Ist die Vorstellung, dass zukünftig die von einem Pharmazeuten eingeholte Information über die Möglichkeiten einer wirksamen und zugleich kostengünstigen Pharmakotherapie bei einem bestimmten Patienten den Arzt in seiner Entscheidung beeinflusst, unrealistisch? Am Ende dieses Teils noch eine kurze Anmerkung: Es wäre in hohem Maße wünschenswert, wenn beide Berufsgruppen Matthäus 7, Vers 3 bedenken würden: "Was siehest du aber den Splitter in deines Bruders Auge und wirst nicht gewahr des Balkens in deinem Auge?"

Prognose

Die Prognose, wie es vermutlich im Arzt-Apotheker-Verhältnis weitergehen wird, ist – wie andere Prognosen auch – naturgemäß schwierig. Vieles wird, zumindest in der Bundesrepublik Deutschland, davon abhängen, wie sich zukünftig die im Rahmen des GKV-Modernisierungsgesetzes getroffenen Maßnahmen, die sowohl Ärzte als auch Apotheker, wenngleich unterschiedlich, betreffen, weiter auswirken.

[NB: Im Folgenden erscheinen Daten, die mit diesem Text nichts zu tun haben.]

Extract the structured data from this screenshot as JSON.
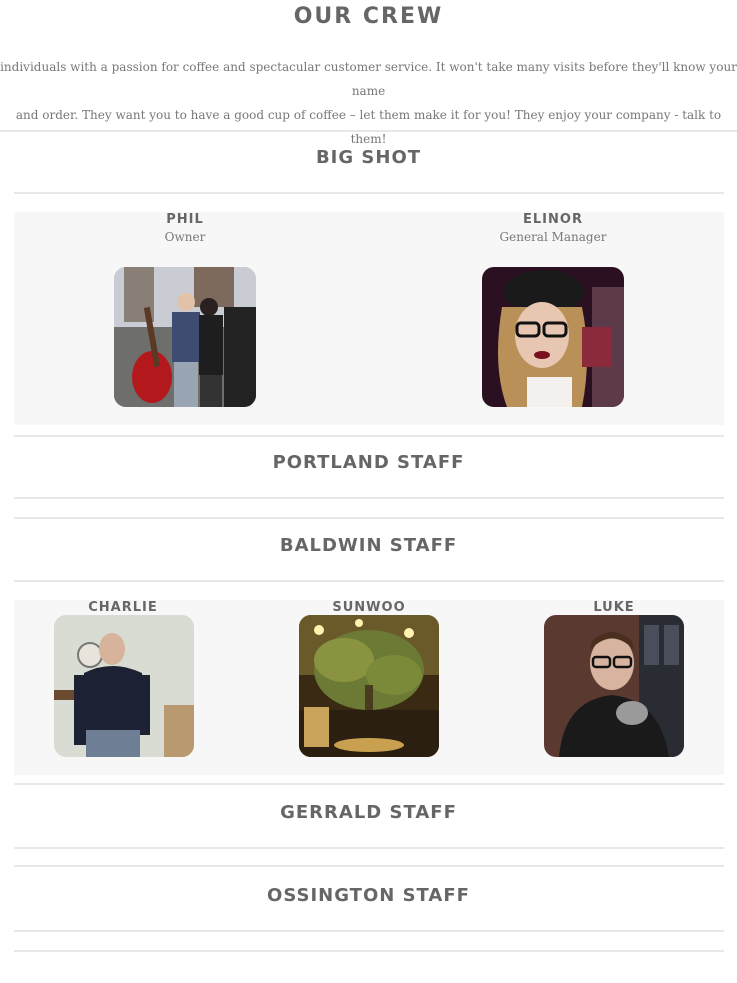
{
  "header": {
    "title": "OUR CREW",
    "intro_line1": "individuals with a passion for coffee and spectacular customer service. It won't take many visits before they'll know your name",
    "intro_line2": "and order. They want you to have a good cup of coffee – let them make it for you! They enjoy your company - talk to them!"
  },
  "sections": {
    "big_shot": {
      "title": "BIG SHOT",
      "members": [
        {
          "name": "PHIL",
          "role": "Owner",
          "photo": "photo-of-phil-with-guitar"
        },
        {
          "name": "ELINOR",
          "role": "General Manager",
          "photo": "photo-of-elinor-with-glasses"
        }
      ]
    },
    "portland": {
      "title": "PORTLAND STAFF"
    },
    "baldwin": {
      "title": "BALDWIN STAFF",
      "members": [
        {
          "name": "CHARLIE",
          "photo": "photo-of-charlie"
        },
        {
          "name": "SUNWOO",
          "photo": "photo-of-cafe-interior"
        },
        {
          "name": "LUKE",
          "photo": "photo-of-luke-with-glasses"
        }
      ]
    },
    "gerrald": {
      "title": "GERRALD STAFF"
    },
    "ossington": {
      "title": "OSSINGTON STAFF"
    }
  }
}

Ein Mitglied des Wissenschaftlichen Beirats der Bundesapothekerkammer schrieb dazu zum Jahreswechsel 2003/2004: "Die immer stärkere Kommerzialisierung unseres Berufes, der Umstand, dass für das Handeln als Heilberufler kaum noch Spielraum bleibt und – schlimmer noch – dass diese Funktion und Aufgabe nicht wahrgenommen wird, weder von Seiten der Verantwortlichen noch von Seiten der Patienten, diese Entwicklung lässt mich mit großer Sorge in die Zukunft sehen. Der Berufsalltag ist dominiert von den pekuniären Aspekten, von Boni und Einkaufsvorteilen, von einem immer kafkaeskere Züge annehmenden vertraglichen Regelwerk der Kostenträger und von Auswüchsen der zugehörigen Kontroll-Bürokratie.

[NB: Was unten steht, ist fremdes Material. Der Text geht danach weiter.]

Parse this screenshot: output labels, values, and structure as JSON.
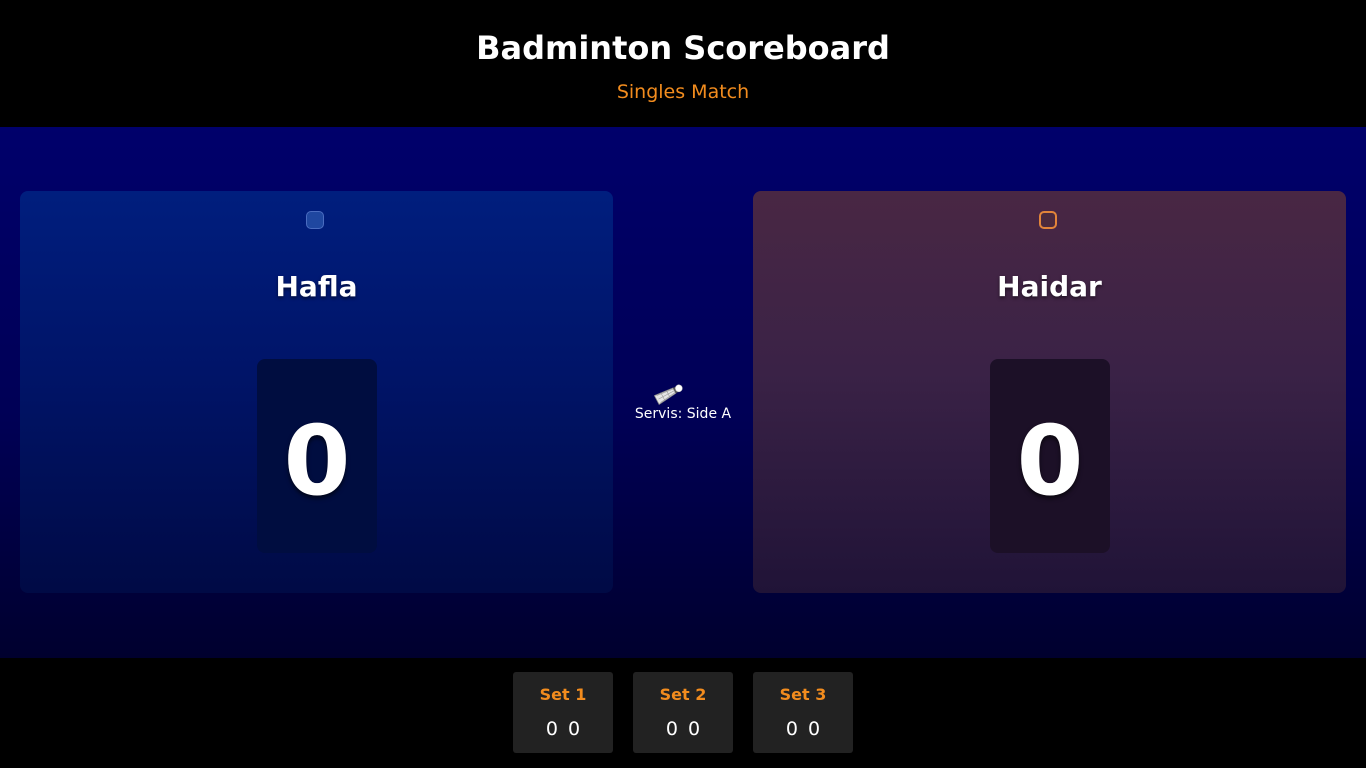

Auch an den Hochschulen waltet der gleiche blinde Dirigismus, die Erwartung, dass man Missstände durch Streichen und Reformen durch Sparen ersetzen könne. Es wird zur Schließung kleinerer Institute wie etwa in Hamburg sowie mit der Umwidmung pharmazeutischer Hochschulstandorte in Biotechnologie-Einrichtungen wie in Heidelberg kommen. Letztlich wird damit der Boden dafür bereitet, die universitäre Ausbildung insgesamt und damit den akademischen Stellenwert des Apothekerberufes zu demontieren".

Selbst wenn man die kommende Entwicklung im Apothekenbereich nicht ganz so pessimistisch beurteilt, so wird man doch nicht umhin können, zu befürchten, dass die wirtschaftlichen Zwänge zu einer verstärkten Hinwendung auf das Kaufmännische und nicht zu einer intensiveren Beschäftigung mit den wissenschaftlichen Grundlagen des Arzneimittels führen werden. Sollte diese Befürchtung eintreten, wäre das für das Arzt-Apotheker-Verhältnis äußerst schädlich.

Es bleibt jedoch die Hoffnung und die Erwartung, dass die weitaus überwiegende Zahl der Kolleginnen und Kollegen schon erkannt hat oder spätestens jetzt erkennt, dass der Apotheker als Mitglied eines Heilberufes, als Akademiker, mittel- und langfristig nur dann eine echte Überlebenschance hat, wenn er seine Funktion als Arzneimittelfachmann, d.h. als kompetenter Informant des Arztes und als zuverlässiger Berater des Patienten, erfüllt.

Außerdem ist bei der heranwachsenden Generation von Ärzten und Apothekern vieles entkrampfter als bei den Älteren, es existieren weniger Berührungsängste und Vorurteile, kurzum, man geht kollegialer miteinander um. Auch das macht Hoffnung.

Letztendlich wird es aber darauf ankommen, dass jeder Einzelne, jede einzelne Ärztin und Apothekerin, jeder einzelne Arzt und Apotheker, etwas zur Verbesserung der gegenseitigen Beziehungen beiträgt, dass erkannt wird, wie wichtig es im Interesse der Patienten ist, zusammen zu arbeiten. Arzt und Apotheker sitzen in einem Boot, und wenn sie mit diesem Boot vorankommen wollen, müssen sie in dieselbe Richtung rudern. Dies gilt besonders bei rauer See, oder anders ausgedrückt, speziell unter den derzeitigen politischen Verhältnissen. Die Standesführungen beider Berufsgruppen sind ständig aufzufordern, mehr als bisher aufeinander zuzugehen, jede/jeder sollte sich der Tatsache bewusst werden, dass beide Berufe eine gemeinsame Wurzel sowie eine gemeinsame Aufgabe haben: Salus aegroti suprema lex.

 

Vortrag anlässlich der Sommerschule 2004 in Aigen, Österreich, vor 100 Studierenden der Pharmazie und Humanmedizin der Johann Wolfgang Goethe-Universität Frankfurt. Nachdruck aus Pharm. Unserer Zeit 33 (6), 509 – 514 (2004).